- Type: Smoothbore tank gun
- Place of origin: France

Production history
- Designer: Nexter
- Designed: 2021–present
- Manufacturer: Nexter Systems

Specifications
- Mass: 3500 kg
- Length: 7.3 m (23 ft 11 in)
- Barrel length: 7 m (23 ft 0 in) or 50 calibers
- Shell: 140 mm telescoped or 120×570mm NATO
- Calibre: 140 mm or 120 mm
- Action: automatic vertical sliding-wedge breech
- Breech: vertical sliding-wedge
- Traverse: 360°
- Muzzle velocity: 1750 m/s (APFSDS)
- Feed system: autoloader

= ASCALON (tank gun) =

French tank gun

The Autoloaded and SCALable Outperforming guN or ASCALON is a French smoothbore 140 mm tank gun of 50 calibers designed by Nexter. This gun is currently mounted on the latest prototype of the EMBT, the Leclerc Evolution prototype and is proposed for the MGCS project.

==History==
ASCALON origins date back to the FTMA (Future Tank Main Armament) NATO programme, a joint venture formed in 1988 by then GIAT Industries, Royal Ordnance Factories and Rheinmetall. The Watervliet Arsenal joined them in 1997 and the joint venture was renamed the RGR Armament GmbH group. The outcome of this collaboration was the creation of the NATO-standard 140 mm two-piece ammunition designed to succeed the 120×570mm NATO.
The French, for their part, funded the construction of a lengthened Leclerc turret armed with a 140 mm smoothbore gun. The T4 turret was unveiled in 1996.
In September 2016, the T4 turret was mounted on a former Leclerc MARS recovery vehicle and christened with the name of Terminateur (Terminator).
Firing trials of Terminateur were conducted by Nexter Systems and the DGA in summer 2018 at the firing range of Alcochete.
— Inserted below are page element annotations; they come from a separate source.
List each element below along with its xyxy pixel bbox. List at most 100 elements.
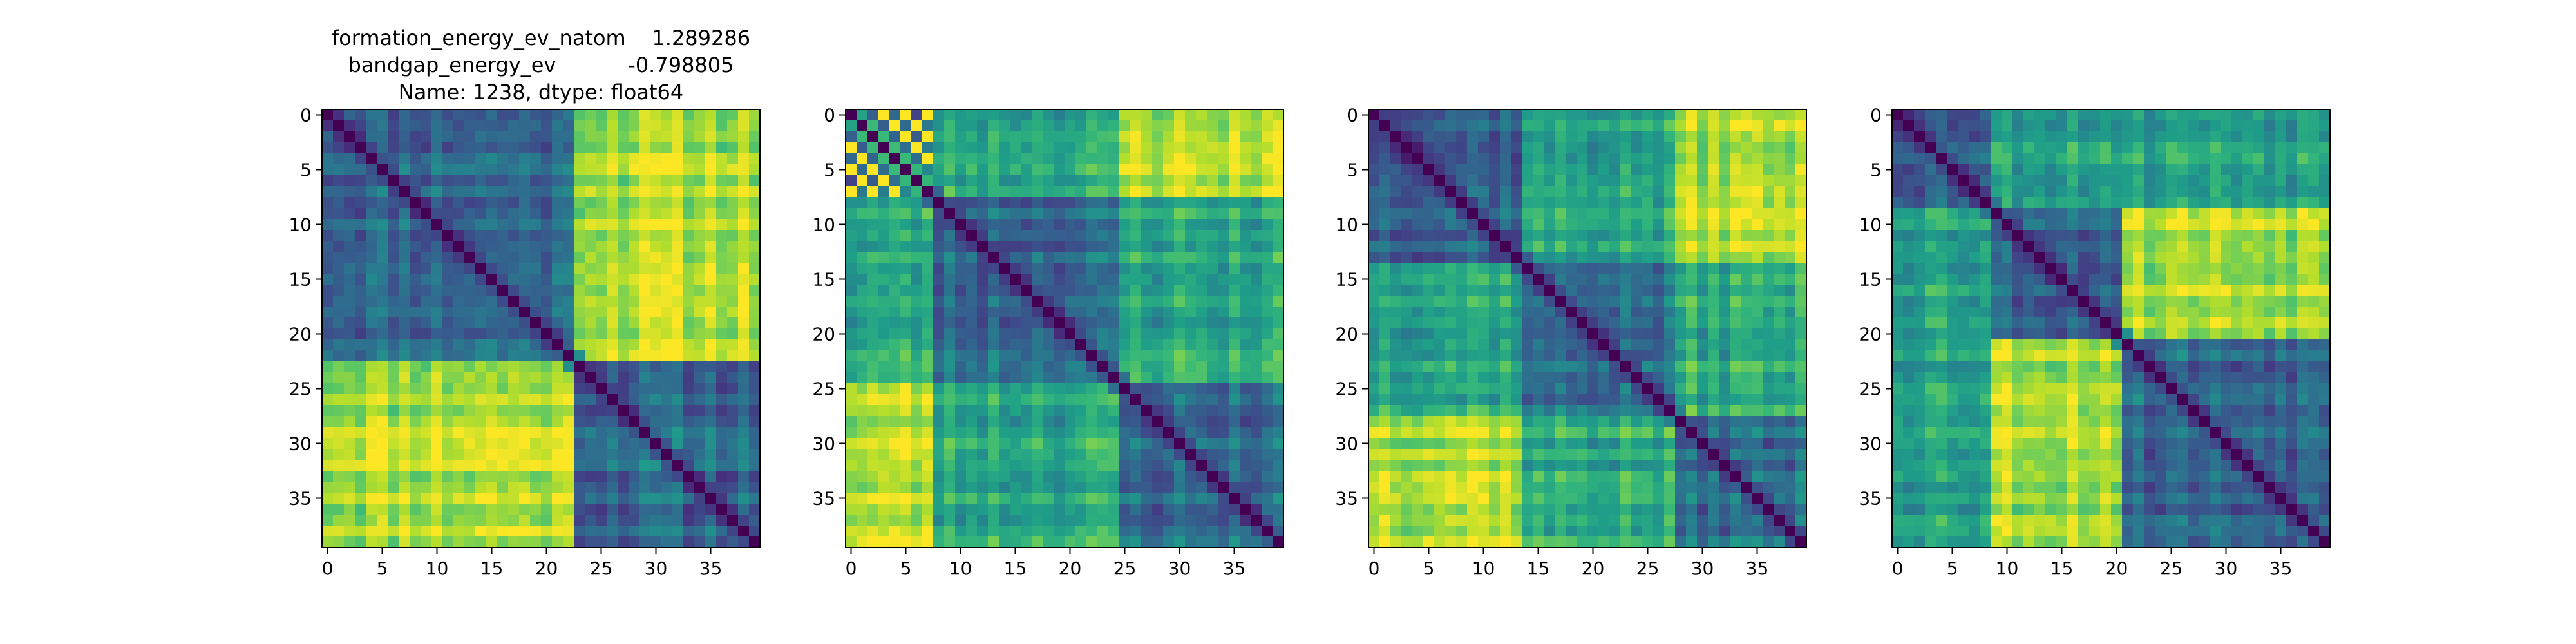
heatmap-cell [475,208,487,220]
heatmap-cell [519,504,531,515]
heatmap-cell [1533,317,1544,329]
heatmap-cell [1065,131,1076,143]
heatmap-cell [1653,328,1665,340]
heatmap-cell [421,405,432,417]
heatmap-cell [486,449,498,460]
heatmap-cell [1423,142,1435,154]
heatmap-cell [1065,536,1076,548]
heatmap-cell [399,186,410,198]
heatmap-cell [867,274,879,285]
heatmap-cell [366,416,377,428]
heatmap-cell [541,460,553,471]
heatmap-cell [1719,361,1730,373]
heatmap-cell [2166,109,2177,121]
heatmap-cell [1522,361,1533,373]
heatmap-cell [486,263,498,274]
heatmap-cell [966,460,978,471]
heatmap-cell [1273,241,1284,252]
heatmap-cell [1434,526,1446,537]
heatmap-cell [661,493,673,504]
heatmap-cell [1412,120,1424,132]
heatmap-cell [1500,241,1511,252]
heatmap-cell [1021,372,1032,384]
heatmap-cell [508,285,520,296]
heatmap-cell [541,515,553,526]
heatmap-cell [683,153,695,165]
heatmap-cell [661,175,673,187]
heatmap-cell [366,460,377,471]
heatmap-cell [1675,438,1687,450]
heatmap-cell [1795,515,1807,526]
heatmap-cell [705,394,717,406]
heatmap-cell [464,307,476,318]
heatmap-cell [1456,164,1468,176]
heatmap-cell [1511,153,1522,165]
heatmap-cell [1130,449,1142,460]
heatmap-cell [421,186,432,198]
heatmap-cell [857,416,868,428]
heatmap-cell [1251,372,1262,384]
heatmap-cell [1097,131,1109,143]
heatmap-cell [1708,197,1719,209]
heatmap-cell [911,175,923,187]
heatmap-cell [1763,339,1774,351]
heatmap-cell [1196,361,1208,373]
heatmap-cell [1795,471,1807,482]
heatmap-cell [1511,394,1522,406]
heatmap-cell [1609,153,1621,165]
heatmap-cell [955,241,967,252]
heatmap-cell [629,175,640,187]
heatmap-cell [464,317,476,329]
heatmap-cell [1174,131,1186,143]
heatmap-cell [650,175,662,187]
heatmap-cell [1423,405,1435,417]
heatmap-cell [1412,142,1424,154]
heatmap-cell [1774,208,1785,220]
heatmap-cell [738,471,750,482]
heatmap-cell [889,471,901,482]
heatmap-cell [1675,109,1687,121]
heatmap-cell [1368,361,1380,373]
heatmap-cell [1774,263,1785,274]
heatmap-cell [1631,208,1643,220]
heatmap-cell [1021,230,1032,242]
heatmap-cell [1708,241,1719,252]
heatmap-cell [1609,427,1621,439]
heatmap-cell [694,241,706,252]
heatmap-cell [596,438,607,450]
heatmap-cell [552,219,564,231]
heatmap-cell [1054,120,1065,132]
heatmap-cell [1631,427,1643,439]
heatmap-cell [694,482,706,493]
heatmap-cell [1642,263,1654,274]
heatmap-cell [1021,526,1032,537]
heatmap-cell [2034,109,2046,121]
heatmap-cell [1163,427,1175,439]
heatmap-cell [1379,131,1391,143]
heatmap-cell [464,372,476,384]
heatmap-cell [344,482,355,493]
heatmap-cell [1119,493,1131,504]
heatmap-cell [1697,252,1709,263]
heatmap-cell [1401,186,1413,198]
heatmap-cell [1262,219,1273,231]
heatmap-cell [966,427,978,439]
heatmap-cell [1730,493,1741,504]
heatmap-cell [1065,438,1076,450]
heatmap-cell [846,383,857,395]
heatmap-cell [585,438,596,450]
heatmap-cell [585,175,596,187]
heatmap-cell [508,153,520,165]
heatmap-cell [1741,274,1752,285]
heatmap-cell [1218,361,1229,373]
heatmap-cell [1555,109,1566,121]
heatmap-cell [846,307,857,318]
heatmap-cell [1774,394,1785,406]
heatmap-cell [1555,208,1566,220]
heatmap-cell [574,493,585,504]
heatmap-cell [1075,515,1087,526]
heatmap-cell [738,482,750,493]
heatmap-cell [1489,120,1501,132]
heatmap-cell [1522,164,1533,176]
heatmap-cell [1467,526,1479,537]
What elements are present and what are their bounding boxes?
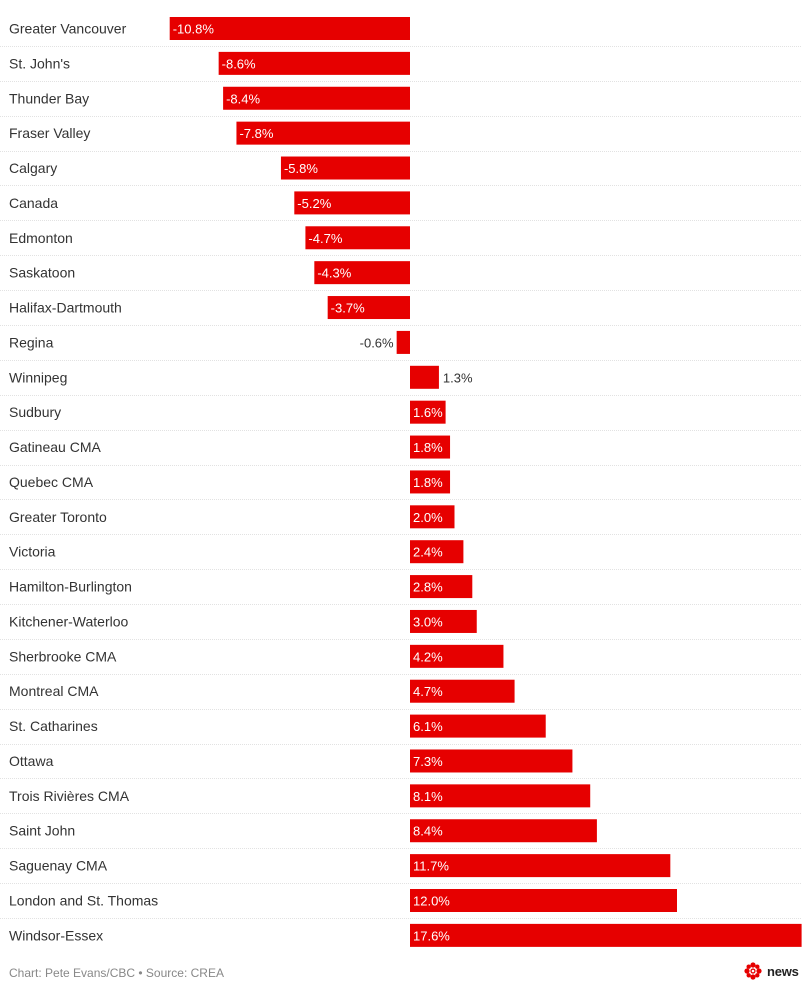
bar xyxy=(410,714,546,738)
value-label: 1.3% xyxy=(443,370,473,385)
category-label: Thunder Bay xyxy=(9,90,89,106)
category-label: Greater Vancouver xyxy=(9,21,127,37)
bar xyxy=(314,261,410,285)
category-label: Hamilton-Burlington xyxy=(9,579,132,595)
bar xyxy=(218,51,410,75)
category-label: Saguenay CMA xyxy=(9,858,108,874)
bar xyxy=(410,435,451,459)
bar xyxy=(410,575,473,599)
category-label: Winnipeg xyxy=(9,369,67,385)
bar xyxy=(410,784,591,808)
value-label: -8.6% xyxy=(222,56,256,71)
category-label: Greater Toronto xyxy=(9,509,107,525)
bar xyxy=(223,86,410,110)
category-label: Ottawa xyxy=(9,753,54,769)
value-label: 6.1% xyxy=(413,719,443,734)
category-label: Quebec CMA xyxy=(9,474,94,490)
bar xyxy=(410,679,515,703)
value-label: -4.3% xyxy=(317,266,351,281)
category-label: Regina xyxy=(9,334,54,350)
bar xyxy=(169,17,410,40)
value-label: -5.8% xyxy=(284,161,318,176)
value-label: 2.0% xyxy=(413,510,443,525)
category-label: Montreal CMA xyxy=(9,683,99,699)
value-label: 12.0% xyxy=(413,894,450,909)
value-label: 17.6% xyxy=(413,928,450,943)
category-label: Canada xyxy=(9,195,58,211)
bar xyxy=(410,609,477,633)
value-label: 1.8% xyxy=(413,440,443,455)
bar-chart: Greater Vancouver -10.8% St. John's -8.6% Th… xyxy=(0,17,802,947)
category-label: Halifax-Dartmouth xyxy=(9,300,122,316)
category-label: London and St. Thomas xyxy=(9,893,158,909)
chart-credit: Chart: Pete Evans/CBC • Source: CREA xyxy=(9,966,224,980)
bar xyxy=(410,854,671,878)
value-label: 2.8% xyxy=(413,580,443,595)
value-label: -7.8% xyxy=(239,126,273,141)
cbc-news-logo: news xyxy=(742,961,799,981)
bar xyxy=(327,296,410,320)
bar xyxy=(410,365,439,389)
category-label: Saint John xyxy=(9,823,75,839)
bar xyxy=(294,191,410,215)
bar xyxy=(410,400,446,424)
value-label: 2.4% xyxy=(413,545,443,560)
category-label: St. Catharines xyxy=(9,718,98,734)
category-label: Trois Rivières CMA xyxy=(9,788,130,804)
value-label: 1.6% xyxy=(413,405,443,420)
bar xyxy=(410,644,504,668)
category-label: Windsor-Essex xyxy=(9,927,103,943)
value-label: 3.0% xyxy=(413,614,443,629)
value-label: -4.7% xyxy=(308,231,342,246)
category-label: Calgary xyxy=(9,160,57,176)
category-label: Fraser Valley xyxy=(9,125,90,141)
value-label: -10.8% xyxy=(173,22,215,37)
value-label: -5.2% xyxy=(297,196,331,211)
logo-wordmark: news xyxy=(767,963,799,979)
category-label: Gatineau CMA xyxy=(9,439,101,455)
value-label: 1.8% xyxy=(413,475,443,490)
value-label: 7.3% xyxy=(413,754,443,769)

The 140 mm gun was modified to use new, one-piece telescoped ammunition.
In April 2021, Nexter unveiled a modified version of its 140 mm weapon system under the acronym ASCALON and the gun was later displayed at the 2022 edition of Eurosatory.
In May 2024, firing trials demonstrated that the 140 mm gun tube can be replaced by a 120 mm gun tube in less than an hour.

==Description==
The ASCALON has been designed to be integrated into an armoured vehicle with a combat mass of less than 55 tonnes. The barrel is covered by a faceted thermal sleeve and to reduce the recoil effort, the gun is fitted with a pepperpot muzzle brake.
The 140 mm APFSDS is 1.3 meters long and weighs around 30–35 kg. The muzzle energy on target, at 2000 m, is 10 MJ with a growth potential up to 13 MJ. A 140 mm NLOS sub-caliber guided ammunition has also been developed.